Lloyds Bank was in the news today, accused as being one of the banks that has underpaid its PPI compensation claims. If these allegations are true, I'm sure the regulator will come down on it with a ton of bricks, piling yet more cost and misery onto the seemingly neverending PPI saga.

But on complaints handling generally, Lloyds has been getting much better over the past few years. When the Financial Ombudsman Service first started publishing its complaints figures a few years ago, Lloyds was something of a basket case. The percentage of complaints being upheld in favour of the consumer was as high as 98% in some of its subsidiaries.

When the Financial Services Authority began publishing absolute numbers of complaints a few months later, Lloyds looked no better. Although the FSA (or FCA as it is now) figures are not much use at helping customers understand who is good and who is bad - relative to their size - it was clear that the sheer volume of complaints being received at Lloyds was vast.

Turning around the tanker

Over the past five years, Martin Dodd, the head of Lloyds' customer services division, has been on a mission to turn this position around. And he's made some impressive headway. In absolute terms, Lloyds's complaints have been falling rapidly. At last count, the number of complaints were down 35% year on year. And at the Ombudsman, uphold rates have improved as well. Fairer Finance's analysis uses Ombudsman data, and of the 18 companies we rate in the bank account sector, Lloyds is now fourth on complaints, only just behind Nationwide, First Direct and HSBC.

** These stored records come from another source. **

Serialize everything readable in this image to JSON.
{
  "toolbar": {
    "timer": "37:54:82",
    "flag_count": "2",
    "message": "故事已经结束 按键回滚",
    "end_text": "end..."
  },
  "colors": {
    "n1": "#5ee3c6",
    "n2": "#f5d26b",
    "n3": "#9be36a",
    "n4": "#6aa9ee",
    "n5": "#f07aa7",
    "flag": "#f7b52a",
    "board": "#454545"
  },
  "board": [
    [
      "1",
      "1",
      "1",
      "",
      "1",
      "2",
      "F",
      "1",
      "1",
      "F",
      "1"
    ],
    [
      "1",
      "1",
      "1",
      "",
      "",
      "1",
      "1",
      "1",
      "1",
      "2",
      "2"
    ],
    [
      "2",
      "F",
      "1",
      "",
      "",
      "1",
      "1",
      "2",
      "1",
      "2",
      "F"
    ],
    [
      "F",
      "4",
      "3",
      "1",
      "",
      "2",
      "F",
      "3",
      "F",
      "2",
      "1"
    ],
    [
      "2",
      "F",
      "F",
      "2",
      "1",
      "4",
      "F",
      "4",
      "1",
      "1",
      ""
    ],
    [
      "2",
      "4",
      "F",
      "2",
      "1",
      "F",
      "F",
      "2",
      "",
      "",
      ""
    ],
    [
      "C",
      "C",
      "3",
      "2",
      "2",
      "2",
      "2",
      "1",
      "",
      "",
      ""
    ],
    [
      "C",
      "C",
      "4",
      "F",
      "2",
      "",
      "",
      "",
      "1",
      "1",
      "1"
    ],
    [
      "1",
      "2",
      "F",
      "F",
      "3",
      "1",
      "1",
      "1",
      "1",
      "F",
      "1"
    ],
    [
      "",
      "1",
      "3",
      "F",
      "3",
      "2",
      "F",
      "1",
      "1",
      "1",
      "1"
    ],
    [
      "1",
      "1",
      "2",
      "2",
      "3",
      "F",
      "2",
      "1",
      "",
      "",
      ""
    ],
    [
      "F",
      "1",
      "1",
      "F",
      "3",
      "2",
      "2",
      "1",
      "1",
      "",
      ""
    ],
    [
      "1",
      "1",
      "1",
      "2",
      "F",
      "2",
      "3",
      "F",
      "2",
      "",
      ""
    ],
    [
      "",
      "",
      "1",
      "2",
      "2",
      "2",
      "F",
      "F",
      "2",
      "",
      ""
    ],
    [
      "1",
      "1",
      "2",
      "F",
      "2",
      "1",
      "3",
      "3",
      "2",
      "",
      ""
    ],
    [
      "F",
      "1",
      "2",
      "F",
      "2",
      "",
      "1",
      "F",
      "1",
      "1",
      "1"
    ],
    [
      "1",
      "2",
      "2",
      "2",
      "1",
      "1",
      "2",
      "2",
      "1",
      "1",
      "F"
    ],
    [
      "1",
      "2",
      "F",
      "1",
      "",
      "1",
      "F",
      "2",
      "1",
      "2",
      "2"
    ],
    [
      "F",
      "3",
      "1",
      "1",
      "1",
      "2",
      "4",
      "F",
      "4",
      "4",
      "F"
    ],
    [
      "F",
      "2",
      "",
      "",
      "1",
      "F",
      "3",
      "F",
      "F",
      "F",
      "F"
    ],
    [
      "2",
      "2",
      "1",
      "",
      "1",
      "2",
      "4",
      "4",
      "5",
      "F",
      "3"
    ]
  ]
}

There's still plenty of work to do, and Lloyds seems not to be complacent. Unlike some of its competitors, it seems to better understand that you have to earn a reputation for fairness, rather than running an advertising campaign simply telling everyone that you're fair. Lloyds remains an enormous banking business - even once TSB has been permanently hived off - and there remains plenty of areas where its new ethics do not seem to be shining through. Today's story about PPI payouts may be one. Its record on transparency is also incredibly variable - changing from brand to brand, product to product.

For example, while Halifax has clearly made some important steps in trying to create some current account literature that is easy to read and nicely laid out (even if there is large chunk of legalese tacked onto the last pages), its sister brand Lloyds has one of the track scores for transparency in banking.

Turning the old Lloyds into a group that looks fair in all corners of its business is a big job. It's important to acknowledge that good progress is being made. But there's also a long way to go.